A heavy police presence at first kept protesters away from the New York Stock Exchange, which opened trading on Thursday morning right at the usual 9:30 bell. Then, police officers started pushing and shoving protesters on sidewalks away from the entrance to Wall Street. By 10 a.m., the protest was pretty much dispersed on what the Occupy movement is calling “a day of action” commemorating its two-month anniversary.
Still to come for New York on Thursday: some form of protest at selected subway and mass transit locations, and an attempt to march across the Brooklyn Bridge.

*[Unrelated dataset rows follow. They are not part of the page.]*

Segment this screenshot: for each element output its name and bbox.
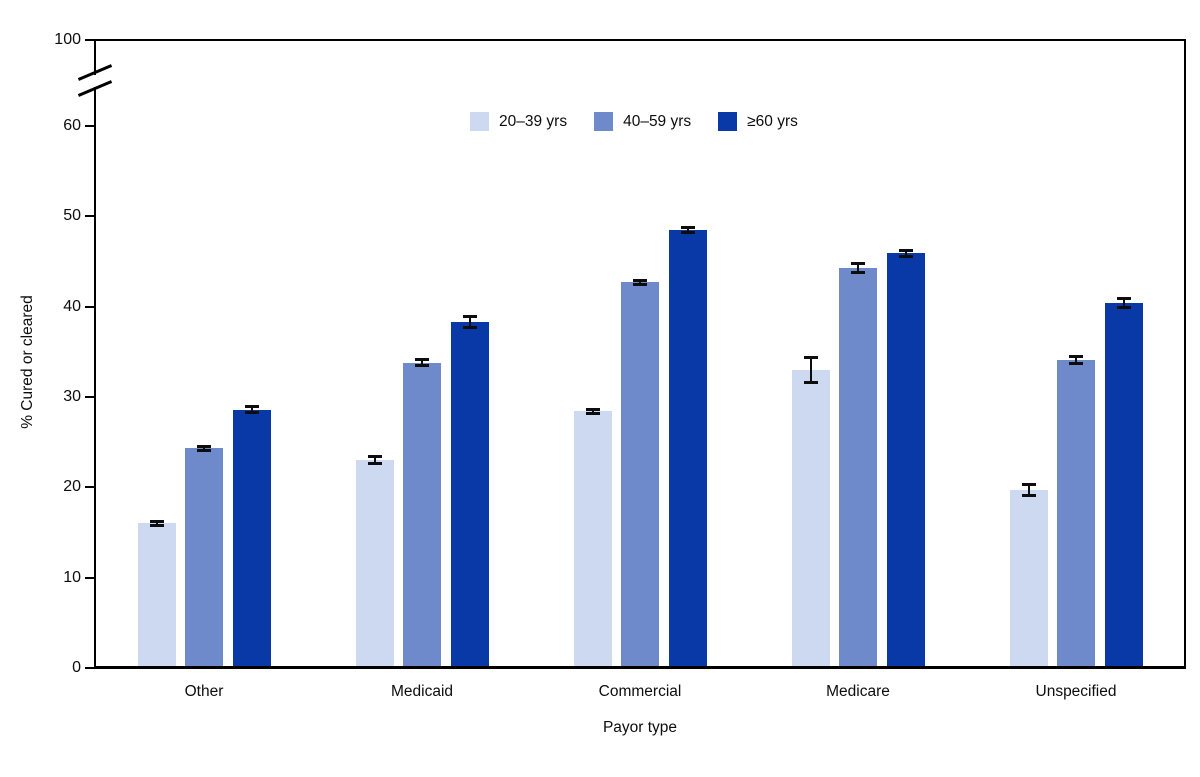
y-tick-label: 0 <box>72 659 81 676</box>
error-bar-line <box>904 250 907 257</box>
y-axis-break-mask <box>92 75 100 87</box>
bar <box>1104 303 1143 666</box>
error-bar-cap <box>1116 306 1131 310</box>
legend-item: 40–59 yrs <box>594 112 691 131</box>
error-bar-cap <box>851 261 865 265</box>
error-bar-cap <box>851 270 865 274</box>
legend-label: 20–39 yrs <box>499 112 568 130</box>
bar <box>232 409 271 666</box>
bar <box>621 282 659 666</box>
bar <box>1009 490 1048 666</box>
y-tick <box>85 39 94 41</box>
y-tick-label: 30 <box>63 388 81 405</box>
error-bar-cap <box>415 358 429 362</box>
y-tick <box>85 486 94 489</box>
error-bar-cap <box>415 363 429 367</box>
error-bar-cap <box>197 444 211 448</box>
error-bar-cap <box>633 283 647 287</box>
bar <box>137 523 176 666</box>
bar <box>355 460 394 666</box>
legend-item: 20–39 yrs <box>470 112 567 131</box>
legend-label: ≥60 yrs <box>747 112 798 130</box>
error-bar-line <box>250 406 253 413</box>
bar <box>791 369 830 666</box>
x-axis-title: Payor type <box>602 719 678 736</box>
x-category-label: Unspecified <box>1035 683 1117 700</box>
legend-label: 40–59 yrs <box>623 112 692 130</box>
error-bar-line <box>591 409 594 414</box>
error-bar-line <box>686 227 689 233</box>
error-bar-cap <box>898 248 913 252</box>
y-axis-title: % Cured or cleared <box>19 295 36 429</box>
y-tick-label: 100 <box>54 31 81 48</box>
y-tick <box>85 305 94 308</box>
legend: 20–39 yrs 40–59 yrs ≥60 yrs <box>470 112 798 131</box>
bar <box>573 411 612 666</box>
bar <box>403 362 441 666</box>
y-tick <box>85 396 94 398</box>
y-tick <box>85 125 94 128</box>
error-bar-cap <box>367 455 382 459</box>
error-bar-cap <box>1021 483 1036 487</box>
y-tick-label: 10 <box>63 568 81 586</box>
x-category-label: Commercial <box>598 683 682 700</box>
error-bar-line <box>203 446 205 451</box>
error-bar-line <box>1122 298 1125 308</box>
bar <box>886 253 925 666</box>
error-bar-line <box>809 357 812 383</box>
error-bar-cap <box>462 315 477 319</box>
error-bar-cap <box>197 449 211 453</box>
error-bar-cap <box>367 462 382 466</box>
error-bar-cap <box>1069 355 1083 359</box>
error-bar-cap <box>680 225 695 229</box>
error-bar-cap <box>633 278 647 282</box>
error-bar-cap <box>1069 361 1083 365</box>
error-bar-cap <box>149 523 164 527</box>
error-bar-cap <box>585 411 600 415</box>
error-bar-line <box>639 280 641 285</box>
x-category-label: Medicaid <box>390 683 454 700</box>
error-bar-cap <box>244 405 259 409</box>
error-bar-cap <box>149 520 164 524</box>
x-category-label: Other <box>184 683 224 700</box>
error-bar-cap <box>1116 297 1131 301</box>
error-bar-line <box>155 521 158 526</box>
legend-swatch-icon <box>594 112 614 131</box>
bar <box>450 322 489 666</box>
error-bar-cap <box>585 408 600 412</box>
error-bar-line <box>857 263 859 273</box>
error-bar-line <box>468 316 471 328</box>
x-category-label: Medicare <box>826 683 890 700</box>
error-bar-line <box>1027 484 1030 496</box>
error-bar-cap <box>803 381 818 385</box>
y-tick-label: 20 <box>63 478 81 496</box>
bar <box>839 267 877 666</box>
bar <box>185 448 223 666</box>
legend-swatch-icon <box>470 112 489 131</box>
y-tick-label: 60 <box>63 117 81 135</box>
error-bar-line <box>421 359 423 366</box>
error-bar-cap <box>680 231 695 235</box>
legend-item: ≥60 yrs <box>718 112 798 131</box>
bar <box>1057 359 1095 666</box>
error-bar-line <box>373 456 376 464</box>
legend-swatch-icon <box>718 112 738 131</box>
y-tick <box>85 576 94 579</box>
error-bar-cap <box>803 355 818 359</box>
error-bar-line <box>1075 356 1077 364</box>
error-bar-cap <box>1021 493 1036 497</box>
error-bar-cap <box>898 255 913 259</box>
error-bar-cap <box>462 325 477 329</box>
bar <box>668 229 707 666</box>
y-tick <box>85 215 94 218</box>
y-tick-label: 50 <box>63 207 81 225</box>
y-tick-label: 40 <box>63 297 81 315</box>
y-tick <box>85 667 94 669</box>
error-bar-cap <box>244 410 259 414</box>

The effort to prevent Wall Street trading comes a day after police evicted OWS protesters who had been camping out in nearby Zuccotti Park. A state court on Wednesday ruled that the city could shut down the tarp-and-tent city. On Thursday morning, police barricades kept protesters out of the park, where only a handful of people hoisted cardboard signs and waved protest flags on the sidewalk perimeter.
Because protesters were not able to use Zuccotti Park, much of the protest occurred as a march. Protester Anastasia Shelby, a graduate student living in New York, carried a sign proclaiming "Slumlord Bloomberg Billionaire OWS Not Going Anywhere."
“My goal is to represent women,” she said as she walked down Broadway.
Another protester, Laura Smith of Boston, says she got up at 3 a.m. to come to New York with some friends. Because the Occupy movement started in New York, she says, she felt it was important to support those protesting in the Big Apple.
“I’m not unemployed, I work part-time,” says Ms. Smith, who helps cheerleading teams improve their routines. “We are trying to create change, to end the corruption that takes place every day.”
Though the protest did not manage to shut down the stock exchange, it did disrupt the normal flow of business. As Smith spoke, police were arresting some protesters and pushing others back from the entrance to Wall Street. Only those who could show they live or work on Wall Street were cleared to go through.
One of those shoved down the street was John Smithfield, a resident of Ashville, N.C. Though police had threatened him with arrest, he continued to hold up various cardboard signs.
“I think there’s many goals today,” he says. “I think the goal today was to try to block Wall Street, and I heard they held up trading so I think it shows when we assemble in mass we can really be effective,”
Well, actually, the NYSE opened right on time.
“It’s business as usual,” says Rich Adamonis, a spokesman for NYSE Euronext.